Ele contemplou a ideia de que o Príncipe Louco havia tramado contra a Última Praga, também.
Mas a verdade era muito mais impressionante.
Cassie nunca recebeu um Eco por matar a sibila profanada. Não havia Eco de uma sibila…
Em vez disso, ela recebeu este Eco por matar Tormento ela mesma. Cassie havia matado sua cópia profanada muito antes de Sunny e Nephis chegarem a Fallen Grace.
Ele estremeceu.
Então, por que manter isso em segredo?
Cassie estudou o rosto do Eco por um tempo, depois suspirou e se afastou. Após uma breve pausa, ela disse em um tom ligeiramente abafado:
“Eu… sugiro que você não olhe nos olhos dela por muito tempo. É bastante desagradável.”
O Pecado do Consolo rapidamente desviou o olhar.
Sunny lentamente reuniu seus pensamentos, ainda se recuperando do choque. Ele estava lutando para entender as novas informações… eram muito impressionantes, mudando tudo o que ele sabia sobre o Pesadelo.

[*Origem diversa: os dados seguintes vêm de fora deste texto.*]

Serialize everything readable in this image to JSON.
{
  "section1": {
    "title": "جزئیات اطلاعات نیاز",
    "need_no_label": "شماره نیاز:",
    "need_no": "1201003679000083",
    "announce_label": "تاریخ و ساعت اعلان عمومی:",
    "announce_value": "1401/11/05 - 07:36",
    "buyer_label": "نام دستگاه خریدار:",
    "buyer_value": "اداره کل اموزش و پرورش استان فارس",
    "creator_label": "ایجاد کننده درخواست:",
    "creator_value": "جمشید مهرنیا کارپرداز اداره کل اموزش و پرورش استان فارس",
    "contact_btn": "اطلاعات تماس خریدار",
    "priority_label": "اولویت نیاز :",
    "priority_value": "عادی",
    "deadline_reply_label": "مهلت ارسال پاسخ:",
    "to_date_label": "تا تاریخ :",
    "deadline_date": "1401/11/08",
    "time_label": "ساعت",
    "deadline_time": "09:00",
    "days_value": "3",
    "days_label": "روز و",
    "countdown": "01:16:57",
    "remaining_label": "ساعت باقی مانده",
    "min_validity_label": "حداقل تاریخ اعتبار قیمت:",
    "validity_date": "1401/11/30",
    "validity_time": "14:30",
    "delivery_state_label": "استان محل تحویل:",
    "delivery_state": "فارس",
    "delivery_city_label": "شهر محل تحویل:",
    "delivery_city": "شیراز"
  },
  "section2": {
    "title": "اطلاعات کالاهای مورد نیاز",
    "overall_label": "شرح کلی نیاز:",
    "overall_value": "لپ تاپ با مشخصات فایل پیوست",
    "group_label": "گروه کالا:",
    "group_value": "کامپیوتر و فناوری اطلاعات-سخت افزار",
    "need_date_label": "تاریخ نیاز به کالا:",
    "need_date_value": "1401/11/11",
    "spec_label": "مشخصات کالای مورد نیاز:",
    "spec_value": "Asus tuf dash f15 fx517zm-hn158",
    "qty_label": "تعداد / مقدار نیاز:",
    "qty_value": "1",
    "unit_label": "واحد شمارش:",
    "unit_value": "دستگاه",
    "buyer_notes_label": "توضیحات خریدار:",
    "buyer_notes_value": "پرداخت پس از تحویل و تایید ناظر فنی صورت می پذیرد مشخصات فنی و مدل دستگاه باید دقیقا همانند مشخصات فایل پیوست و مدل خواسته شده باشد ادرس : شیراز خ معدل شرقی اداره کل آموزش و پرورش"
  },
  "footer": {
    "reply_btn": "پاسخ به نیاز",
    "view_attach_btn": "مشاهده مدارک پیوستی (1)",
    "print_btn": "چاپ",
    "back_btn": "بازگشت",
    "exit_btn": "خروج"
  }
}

Eventualmente, ele perguntou, sua voz firme:
“…Quando?”
Cassie deu de ombros.
“Foi… cerca de seis meses depois que me tornei Crepúsculo, eu acho? Claro, essa não foi a primeira vez que nos encontramos, apenas a última.”
Sunny se lembrou da câmara escondida sob o Templo de Crepúsculo, com uma brecha no chão levando às profundezas do Grande Rio. Foi assim que Tormento entrou em Fallen Grace e entrou em contato com Cassie? Foi lá que elas lutaram e onde a oráculo profanada morreu?
Mas como isso poderia ser possível? Como Cassie poderia ter derrotado uma Praga assombrosa sozinha, apesar de todo o tempo que Tormento deveria ter tido para acumular poder e informações para se preparar para o confronto final?
Olhando para dois rostos idênticos e belos — um familiar e cheio de vida, o outro alienígena e vazio — ele de repente se sentiu muito desconfortável.
“Você pode… colocar o véu de volta?”
Ele odiava Ecos humanos, e odiava ainda mais ver o Eco de uma de suas amigas mais próximas. Olhar para a cópia sem alma de Tormento era como olhar para o cadáver de Cassie, o que o fazia se sentir enojado.
A garota cega hesitou por um momento, depois colocou o véu de volta, escondendo o rosto do Eco atrás dele. Os olhos vazios de Tormento, no entanto, permaneceram visíveis, olhando para Sunny sem nenhuma emoção.
Cassie suspirou.
“Pelo menos… ela está em paz agora. Isso é uma misericórdia.”
Sunny desviou o olhar, estudou-a por alguns momentos e então fez sua próxima pergunta:
“Como?”
A garota cega sorriu.
“Como mais? Claro, foi arranjado pelo Príncipe Louco.”
Ela ficou em silêncio por um segundo e depois acrescentou, sua voz melancólica:
“…Pelo Príncipe Louco e Tormento em pessoa, para ser precisa. Os dois, veja, estavam por trás de tudo isso juntos.”